Фигурки легко переставлялись.

– Но разве можно убивать?

Они смотрели в прозрачные, веселые, светящиеся, как морские ракушки, глаза Таньки, и не верили, что девочка может быть такой бесчувственной.

– Но герцог Букингемский…

– А этот вообще разорил Англию, – воскликнул Кукольник, – когда подрастешь, все сама поймешь. А пока ты должна верить взрослым.

– Я ненавижу миледи, – сказала девочка, – и не верю взрослым!

Алла ахнула. Кукольник вышел, покачивая головой. В коридоре на него набросилась Бука и схватила за пятку. А девочка продолжала рисовать, и яркие карандаши нравились ей гораздо больше пастельных и тонных.

Как только Алла и Кукольник оказались на ночной улице, он пожаловался ей:

– Смертельно хочется взбитых сливок… Мне кажется, их собака невзлюбила меня… А кто была эта девочка – Маша или Таня?

Он знал хорошее местечко под простертой рукой Долгорукого. Цукаты помогали от депрессии. Алёша тосковал по дому, где остались кружевные гардины, большой телевизор и вареники с вишнями. Он любил все, чего лишился, он был сластеной. От этого особенно неуютно казалось в чужом городе…

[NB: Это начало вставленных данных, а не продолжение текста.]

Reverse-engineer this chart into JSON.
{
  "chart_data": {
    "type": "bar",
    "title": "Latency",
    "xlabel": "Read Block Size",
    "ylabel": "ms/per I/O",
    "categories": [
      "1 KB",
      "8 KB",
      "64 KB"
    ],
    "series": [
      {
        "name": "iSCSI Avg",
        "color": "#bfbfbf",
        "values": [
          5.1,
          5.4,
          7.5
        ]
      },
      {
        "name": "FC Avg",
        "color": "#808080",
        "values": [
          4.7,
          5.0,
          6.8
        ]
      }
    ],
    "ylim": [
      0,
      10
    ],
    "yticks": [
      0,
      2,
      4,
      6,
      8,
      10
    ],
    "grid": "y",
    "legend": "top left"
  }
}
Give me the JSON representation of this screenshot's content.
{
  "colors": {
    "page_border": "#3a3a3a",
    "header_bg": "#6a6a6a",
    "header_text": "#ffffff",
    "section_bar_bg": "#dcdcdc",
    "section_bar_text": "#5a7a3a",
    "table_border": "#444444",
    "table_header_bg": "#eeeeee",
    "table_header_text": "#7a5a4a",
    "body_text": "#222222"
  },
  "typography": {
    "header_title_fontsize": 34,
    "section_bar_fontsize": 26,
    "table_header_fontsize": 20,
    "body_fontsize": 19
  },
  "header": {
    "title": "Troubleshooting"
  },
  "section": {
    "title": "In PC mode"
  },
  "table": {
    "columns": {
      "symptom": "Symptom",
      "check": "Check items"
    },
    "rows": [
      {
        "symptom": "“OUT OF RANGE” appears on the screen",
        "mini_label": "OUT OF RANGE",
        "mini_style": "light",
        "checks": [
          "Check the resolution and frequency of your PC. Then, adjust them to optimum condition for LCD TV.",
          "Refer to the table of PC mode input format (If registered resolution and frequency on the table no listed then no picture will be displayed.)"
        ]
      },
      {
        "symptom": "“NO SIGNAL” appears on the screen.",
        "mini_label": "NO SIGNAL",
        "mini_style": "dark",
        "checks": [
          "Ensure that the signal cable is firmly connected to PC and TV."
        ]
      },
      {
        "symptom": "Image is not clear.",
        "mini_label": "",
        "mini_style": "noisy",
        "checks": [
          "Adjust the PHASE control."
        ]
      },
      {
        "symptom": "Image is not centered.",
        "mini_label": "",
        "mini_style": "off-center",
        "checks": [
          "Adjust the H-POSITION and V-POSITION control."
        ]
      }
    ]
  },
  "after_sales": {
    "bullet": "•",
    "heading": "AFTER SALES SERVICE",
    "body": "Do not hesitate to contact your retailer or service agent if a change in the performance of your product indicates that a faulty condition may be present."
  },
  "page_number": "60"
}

Непонятен, труден такой порядок вещей – для того чтобы очутиться в желанном пункте, нужно сперва побывать в совсем не желанном – на грязном противном вокзале, например, а еще прежде покинуть место, где находишься, и где уютно.

«Мой хозяин, жестокий шарманщик, меня заставляет плясать…» – жаловалась обезьянка-актриса. Вот и Алеше Кукольнику пришлось уехать в Москву.

Он завел артистический берет, стал ходить рисовать «натуру». Снял комнату и приобрел подзорную трубу. Эта вещь – особенная. Она позволяла наблюдать жизнь чужих людей, если только они позабыли задёрнуть занавески… Алёша видел множество разных картинок, и ему казалось, так в один прекрасный день можно нашарить собственную картинку, свое благополучие, и войти внутрь. Он боялся трубу разбить, поцарапать, потерять… Как если бы всерьёз возлагал на нее надежды.